Up and into our English breakfast. Very nice too! We had another long walk around the village. It is a photographers paradise.

We went into the old church and explored around the grounds. Then Geoff took us on a ramble through the hills. Lovely views.

This was the Painswick bowling green. It is the oldest bowling green Britain
The old church was very interesting.
Parliamentarian prisoners were kept here. The following is an inscription on one of the pillars inside the chuurch made by one of the prisoners.

Chedworth was next on the schedule. This is a village in Gloucestershire, England, in the Cotswolds and best known as the location of Chedworth Roman Villa.

The villa is a 1,700-year-old 'stately home' and was discovered by accident in 1864. It is the remains of one of the largest Romano-British villas in England featuring several mosaics, two bathhouses, hypocausts, a water-shrine and a loo.The water shrine became very special as the Romans used it to worship the goddess of the natural spring that gives it an endless amount of water.

The villa restoration was opened last year and it gives a comprehensive insight into life in the villa. We did the National Trust tour.

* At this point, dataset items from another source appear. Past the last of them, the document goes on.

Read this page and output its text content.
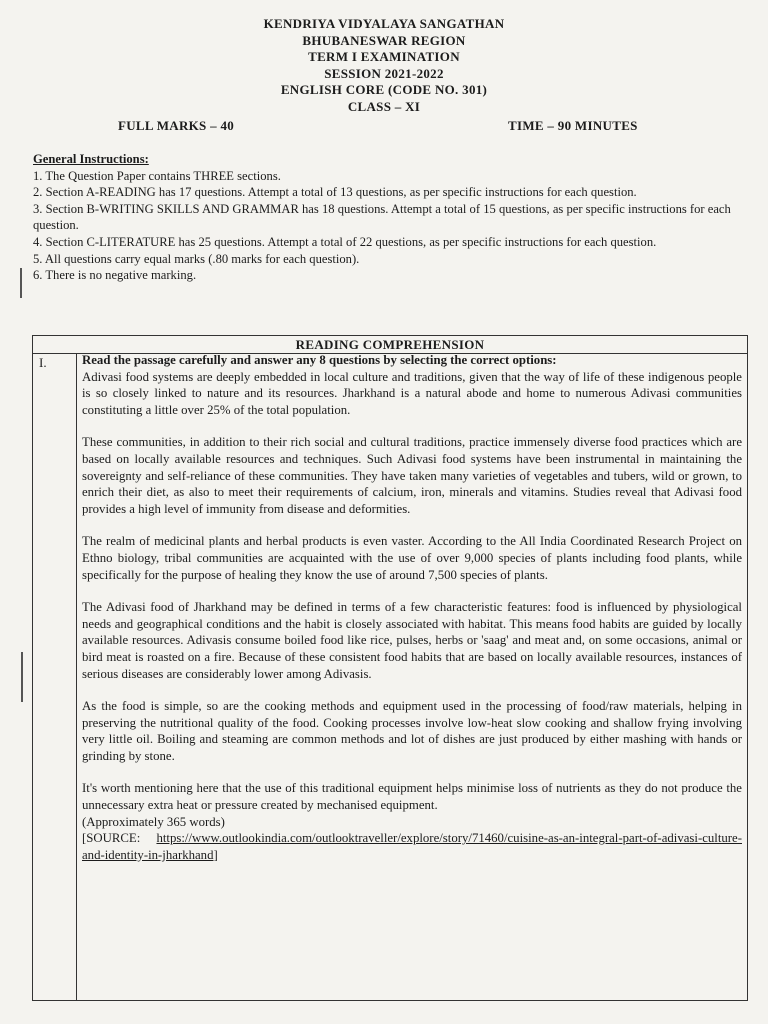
KENDRIYA VIDYALAYA SANGATHAN
BHUBANESWAR REGION
TERM I EXAMINATION
SESSION 2021-2022
ENGLISH CORE (CODE NO. 301)
CLASS – XI
FULL MARKS – 40	TIME – 90 MINUTES

General Instructions:

1. The Question Paper contains THREE sections.

2. Section A-READING has 17 questions. Attempt a total of 13 questions, as per specific instructions for each question.

3. Section B-WRITING SKILLS AND GRAMMAR has 18 questions. Attempt a total of 15 questions, as per specific instructions for each question.

4. Section C-LITERATURE has 25 questions. Attempt a total of 22 questions, as per specific instructions for each question.

5. All questions carry equal marks (.80 marks for each question).

6. There is no negative marking.

READING COMPREHENSION
I.	Read the passage carefully and answer any 8 questions by selecting the correct options:

Adivasi food systems are deeply embedded in local culture and traditions, given that the way of life of these indigenous people is so closely linked to nature and its resources. Jharkhand is a natural abode and home to numerous Adivasi communities constituting a little over 25% of the total population.

These communities, in addition to their rich social and cultural traditions, practice immensely diverse food practices which are based on locally available resources and techniques. Such Adivasi food systems have been instrumental in maintaining the sovereignty and self-reliance of these communities. They have taken many varieties of vegetables and tubers, wild or grown, to enrich their diet, as also to meet their requirements of calcium, iron, minerals and vitamins. Studies reveal that Adivasi food provides a high level of immunity from disease and deformities.

The realm of medicinal plants and herbal products is even vaster. According to the All India Coordinated Research Project on Ethno biology, tribal communities are acquainted with the use of over 9,000 species of plants including food plants, while specifically for the purpose of healing they know the use of around 7,500 species of plants.

The Adivasi food of Jharkhand may be defined in terms of a few characteristic features: food is influenced by physiological needs and geographical conditions and the habit is closely associated with habitat. This means food habits are guided by locally available resources. Adivasis consume boiled food like rice, pulses, herbs or 'saag' and meat and, on some occasions, animal or bird meat is roasted on a fire. Because of these consistent food habits that are based on locally available resources, instances of serious diseases are considerably lower among Adivasis.

As the food is simple, so are the cooking methods and equipment used in the processing of food/raw materials, helping in preserving the nutritional quality of the food. Cooking processes involve low-heat slow cooking and shallow frying involving very little oil. Boiling and steaming are common methods and lot of dishes are just produced by either mashing with hands or grinding by stone.

It's worth mentioning here that the use of this traditional equipment helps minimise loss of nutrients as they do not produce the unnecessary extra heat or pressure created by mechanised equipment.

(Approximately 365 words)

[SOURCE: https://www.outlookindia.com/outlooktraveller/explore/story/71460/cuisine-as-an-integral-part-of-adivasi-culture-and-identity-in-jharkhand]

The mosaics have been covered for nearly 2000 years and they are in original condition and beautiful.

Next stop was Bibury. Bibury is situated in the Gloucestershire Cotswolds on the River Coln 9 miles from the market town of Burford.

The village was once described by as 'the most beautiful village in the Cotswolds' The village centre clusters around a square near St. Mary's, a Saxon church.

One of the village's main tourist spots and overlooking a water meadow and the river is Arlington Row, a group of ancient cottages with steeply pitched roofs dating back to the 16th Century.

Henry Ford thought Arlington Row was an icon of England. On a trip to the Cotswolds he tried to buy the entire row of houses to ship back to Michigan so that he could include them in Greenfield Village.

The Saxon church was St Mary's. It was very interesting because it was partly Saxon and you could see where it had been modified by the Normans.

It had an ancient font.

We stayed overnight in a hotel called Riverside. It was a bit like Fawlty Towers but quite quirky. Very relaxing verbal.